第56話(カイルの秘密)
カイルは、部屋のドアを開けるなりレイトに、
「タクミは戻ってきているか!」
その問いかけに、丁度メルを押し倒して上半身の服をはだけさせようとしていたレイトが恨めしそうに、
「もう少しで押し倒せた所で何か御用ですか? カイル」
「タクミはやはりいないのか」
「? 湖に二人っきりで行ったのでは?」
「……攫われたかもしれない」
ポツリと呟いた言葉にレイトが目を細めて、
「どうしてそう思われたのですか?」
「タクミと少し話をしていて、タクミだけが先に走って宿に戻ったはずなのに、途中の道でタクミの靴が片方落ちていた」
「なるほど。確かに靴を片方落としていなくなるのは妙ですね。ですがそれではタクミはどこかに逃げたということになって、森の中にはいった……いえ、そこまでタクミが無謀というのも変ですね。逃げるなら、我々の宿かカイルのいる場所に逃げたほうがよほど安全だとすると……その場から、“転移”した?」
ふとレイトが呟いた言葉に、押し倒されていたメルが大きく目を開かせて、
「“転移”って道具やら設備やら魔法が複雑で強い力がないといけなくて、王族じゃないと使えないような特別な魔法じゃないか。……まさかその王族が!」
メルがそう衝撃を受けたように話しているがその様子を見て、メルとかいるが顔を見合わせて、吹き出した。

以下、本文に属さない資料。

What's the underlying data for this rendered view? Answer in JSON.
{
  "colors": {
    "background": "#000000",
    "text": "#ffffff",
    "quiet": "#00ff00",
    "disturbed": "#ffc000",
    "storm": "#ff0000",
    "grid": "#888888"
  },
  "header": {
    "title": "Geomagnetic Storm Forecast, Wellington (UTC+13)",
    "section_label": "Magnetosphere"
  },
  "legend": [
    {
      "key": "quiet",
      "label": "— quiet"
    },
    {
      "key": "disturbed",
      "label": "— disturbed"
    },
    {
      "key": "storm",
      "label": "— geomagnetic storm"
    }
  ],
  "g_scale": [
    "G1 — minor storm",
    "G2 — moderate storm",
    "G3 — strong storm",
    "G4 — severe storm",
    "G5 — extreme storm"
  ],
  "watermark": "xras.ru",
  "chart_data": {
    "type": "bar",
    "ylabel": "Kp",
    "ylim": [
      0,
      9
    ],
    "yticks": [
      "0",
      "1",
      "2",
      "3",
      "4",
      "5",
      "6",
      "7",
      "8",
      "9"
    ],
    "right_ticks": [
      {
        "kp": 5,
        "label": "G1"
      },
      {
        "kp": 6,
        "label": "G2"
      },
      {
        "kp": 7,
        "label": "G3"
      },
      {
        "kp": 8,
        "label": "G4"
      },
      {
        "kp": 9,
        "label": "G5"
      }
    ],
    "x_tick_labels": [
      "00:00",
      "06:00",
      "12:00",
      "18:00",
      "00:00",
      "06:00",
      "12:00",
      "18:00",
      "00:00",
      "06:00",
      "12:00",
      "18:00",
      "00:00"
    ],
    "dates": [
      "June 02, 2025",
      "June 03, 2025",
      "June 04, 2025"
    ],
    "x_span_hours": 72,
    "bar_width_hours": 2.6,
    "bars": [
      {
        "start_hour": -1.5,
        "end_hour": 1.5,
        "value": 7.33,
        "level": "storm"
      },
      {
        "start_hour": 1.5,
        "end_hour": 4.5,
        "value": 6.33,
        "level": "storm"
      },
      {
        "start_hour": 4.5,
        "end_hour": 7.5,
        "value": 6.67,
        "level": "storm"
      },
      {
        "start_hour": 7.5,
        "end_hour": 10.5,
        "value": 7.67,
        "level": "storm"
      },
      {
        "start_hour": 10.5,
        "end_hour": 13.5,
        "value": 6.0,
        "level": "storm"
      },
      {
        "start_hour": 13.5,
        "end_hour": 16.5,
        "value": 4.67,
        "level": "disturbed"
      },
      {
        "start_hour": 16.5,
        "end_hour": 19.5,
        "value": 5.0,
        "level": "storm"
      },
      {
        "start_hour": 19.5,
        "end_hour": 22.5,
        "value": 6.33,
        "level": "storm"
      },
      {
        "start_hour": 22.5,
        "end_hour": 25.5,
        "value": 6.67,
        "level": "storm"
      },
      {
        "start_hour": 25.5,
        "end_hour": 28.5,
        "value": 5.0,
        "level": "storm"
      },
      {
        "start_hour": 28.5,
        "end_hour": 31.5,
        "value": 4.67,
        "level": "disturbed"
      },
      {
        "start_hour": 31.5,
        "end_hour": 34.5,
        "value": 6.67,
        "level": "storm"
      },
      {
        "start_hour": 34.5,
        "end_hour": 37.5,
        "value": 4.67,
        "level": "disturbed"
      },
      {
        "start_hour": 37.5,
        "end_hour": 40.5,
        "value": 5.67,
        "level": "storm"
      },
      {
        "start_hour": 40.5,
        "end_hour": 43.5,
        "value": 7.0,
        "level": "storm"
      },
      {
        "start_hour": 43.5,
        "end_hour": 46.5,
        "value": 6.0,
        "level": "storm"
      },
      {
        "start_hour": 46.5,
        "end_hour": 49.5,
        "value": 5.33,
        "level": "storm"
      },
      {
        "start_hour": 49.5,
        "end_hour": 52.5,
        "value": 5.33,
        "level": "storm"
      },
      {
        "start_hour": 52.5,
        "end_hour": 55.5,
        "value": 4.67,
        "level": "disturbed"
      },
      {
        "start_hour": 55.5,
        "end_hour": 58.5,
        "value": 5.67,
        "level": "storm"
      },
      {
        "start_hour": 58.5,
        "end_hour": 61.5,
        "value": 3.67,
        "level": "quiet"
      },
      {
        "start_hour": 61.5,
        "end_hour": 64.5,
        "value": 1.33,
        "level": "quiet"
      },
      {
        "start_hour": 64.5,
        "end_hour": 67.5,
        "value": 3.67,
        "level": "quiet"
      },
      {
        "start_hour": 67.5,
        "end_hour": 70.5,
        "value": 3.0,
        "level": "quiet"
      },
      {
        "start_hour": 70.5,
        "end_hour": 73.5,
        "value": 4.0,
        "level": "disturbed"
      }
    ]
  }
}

メルはどうして笑われているのか分からず目を瞬かせて次にレイトを睨みつけて、
「何で僕を笑うんだ」
「いえ、そういえば話していなかったなと」
「何が! あっ、み、耳は止めっ……」
そこで獣耳にレイトがキスをしてビクンとメルが体を震わせて、頬を赤らめる。
このまま続きにはいってしまいそうだと感じたカイルが、
「レイト、今は緊急事態だ」
「……私としたことがメルの可愛さに惑わされてしまいました。……それでカイル様、そのタクミの靴には魔力の残渣がありませんでしたか?」
「竜族の、転移の魔力をかすかに感じた。だが何処に逃げたのかは遠すぎて分からない」
「なるほど……ふむ。ですか竜族の気配で転移能力を持つ王族……。これは一度城に戻って、直接交渉するしかなさそうですね。王族からの問いかけともなれば、あちらも答えないというわけにもいかないでしょう」
そういった話をしているとそこでメルが、
「な、なんだか今の話を聞いていると、王族と直接話せるように聞こえたのだけれど」
「どうしますか? カイル」
「……どうせ知られるのならもうここで話したほうがいいか。俺は、銀狼の国、フェンリルの第一王子、カイルだ」
メル画沈黙してレイトを見上げて次にカイルを見て再びレイトを見上げ、
「本当?」
「本当ですね。でもメルの驚いた顔は可愛いですね」
「な、何を言って、や、やめっ、耳は……」
小さく震えながら耳にレイトがキスをして感じさせられるメル。
その仲の良さげな様子を羨ましいとカイルは思う。
カイルもタクミと……と思ってしまう。
同時に絶対にタクミを取り戻してやると決める。
誰にも渡さない。
「タクミは俺のものだ」
そう小さくカイルは呟いたのだった。